This beautiful book of poetry, so very very personal to the author, opens to and offers the world a chance to recognise and express themselves. As I started to read I felt the pull of the words as they connected to me and took on meaning. It covers regret, sorrow, fear, and hope, almost becoming a story as it covers a period in Natalie Ann Holborrow’s life when death and birth visits her family. She writes with an empathetic yet realistic eloquence, understanding of the cycle of life yet expressing full emotions. She is so acutely aware of the dangers of living of feeling of loving, it hurts. I was able to taste the bitter, swallow the biting regret, and allow them access. And yet, there were the moments of light, still shadowed, yet they are in existence. Oh how I sighed on finding You Won’t Always Recognise Hope When You See Her, her existence was welcome and heartfelt. Sitting as a reminder of how poetry, with the quickest of darts can pierce and penetrate thoughts and feelings, this has been chosen not only as a Liz Pick of the Month, but also a LoveReading Star Book. Little Universe sits as a reminder of the beauty of emotion, whether in sorrow or love, and with sensitive fluency opens a door to the expression of feelings.
The poems in Natalie Ann Holborow's Little Universe are an exploration of tumultuous human emotions and nature's ever-present rhythms. Lives bustle within a busy hospital's walls, humming against the Gower landscape that stretches beyond its windows. The tiny worlds of a wide cast unfold as they deal with their own emergencies, losses, recoveries, hopes and histories.

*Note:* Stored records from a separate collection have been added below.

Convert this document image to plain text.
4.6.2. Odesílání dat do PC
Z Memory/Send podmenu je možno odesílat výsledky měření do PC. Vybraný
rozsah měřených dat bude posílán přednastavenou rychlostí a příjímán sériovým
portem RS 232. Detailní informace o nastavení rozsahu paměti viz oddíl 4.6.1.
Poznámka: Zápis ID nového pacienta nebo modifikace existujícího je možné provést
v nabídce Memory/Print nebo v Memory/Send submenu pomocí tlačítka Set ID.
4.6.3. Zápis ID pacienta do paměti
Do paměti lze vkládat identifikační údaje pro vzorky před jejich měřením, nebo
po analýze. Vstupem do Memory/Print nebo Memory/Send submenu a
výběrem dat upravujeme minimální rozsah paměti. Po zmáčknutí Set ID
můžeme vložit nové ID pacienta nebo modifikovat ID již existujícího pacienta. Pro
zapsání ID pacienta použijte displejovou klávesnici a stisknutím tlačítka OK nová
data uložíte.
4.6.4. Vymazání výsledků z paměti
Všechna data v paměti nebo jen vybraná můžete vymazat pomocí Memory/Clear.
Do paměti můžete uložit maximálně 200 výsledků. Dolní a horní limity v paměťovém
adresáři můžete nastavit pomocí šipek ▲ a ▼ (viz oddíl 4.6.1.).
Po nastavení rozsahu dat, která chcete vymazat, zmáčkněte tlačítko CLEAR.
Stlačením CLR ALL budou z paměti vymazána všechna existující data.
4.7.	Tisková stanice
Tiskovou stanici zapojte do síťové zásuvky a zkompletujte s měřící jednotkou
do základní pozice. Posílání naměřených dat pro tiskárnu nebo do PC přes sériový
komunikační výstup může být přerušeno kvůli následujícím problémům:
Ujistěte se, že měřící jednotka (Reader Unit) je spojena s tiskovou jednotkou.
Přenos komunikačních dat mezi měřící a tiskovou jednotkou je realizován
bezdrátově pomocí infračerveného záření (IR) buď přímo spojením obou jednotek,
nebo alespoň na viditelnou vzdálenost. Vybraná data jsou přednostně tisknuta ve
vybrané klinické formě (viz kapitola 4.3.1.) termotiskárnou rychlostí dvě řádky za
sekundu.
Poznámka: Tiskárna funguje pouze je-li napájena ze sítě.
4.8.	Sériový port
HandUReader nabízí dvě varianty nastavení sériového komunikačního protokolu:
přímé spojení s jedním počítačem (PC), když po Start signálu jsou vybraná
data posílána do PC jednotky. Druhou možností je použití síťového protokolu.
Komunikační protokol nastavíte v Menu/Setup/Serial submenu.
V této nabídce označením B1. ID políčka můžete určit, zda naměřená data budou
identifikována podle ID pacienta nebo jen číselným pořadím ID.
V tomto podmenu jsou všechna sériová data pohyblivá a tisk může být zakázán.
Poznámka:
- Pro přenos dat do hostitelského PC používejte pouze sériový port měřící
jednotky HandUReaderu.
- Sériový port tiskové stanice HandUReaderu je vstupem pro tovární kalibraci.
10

Natalie Ann Holborow is a winner of the Terry Hetherington Award and the Robin Reeves Prize and has been shortlisted and commended for the Bridport Prize, the National Poetry Competition, the Hippocrates Prize for Poetry and Medicine, and the Cursed Murphy Spoken Word Award among others. She is the author of the poetry collections And Suddenly You Find Yourself, Small – both listed as Best Poetry Collections of the Year by Wales Arts Review – and, with Mari Ellis Dunning, the collaborative poetry pamphlet The Wrong Side of the Looking Glass. Little Universe is her third full collection. Natalie lives in Swansea, is a proud patron of local charity The Leon Heart Fund, and runs marathons to raise funds.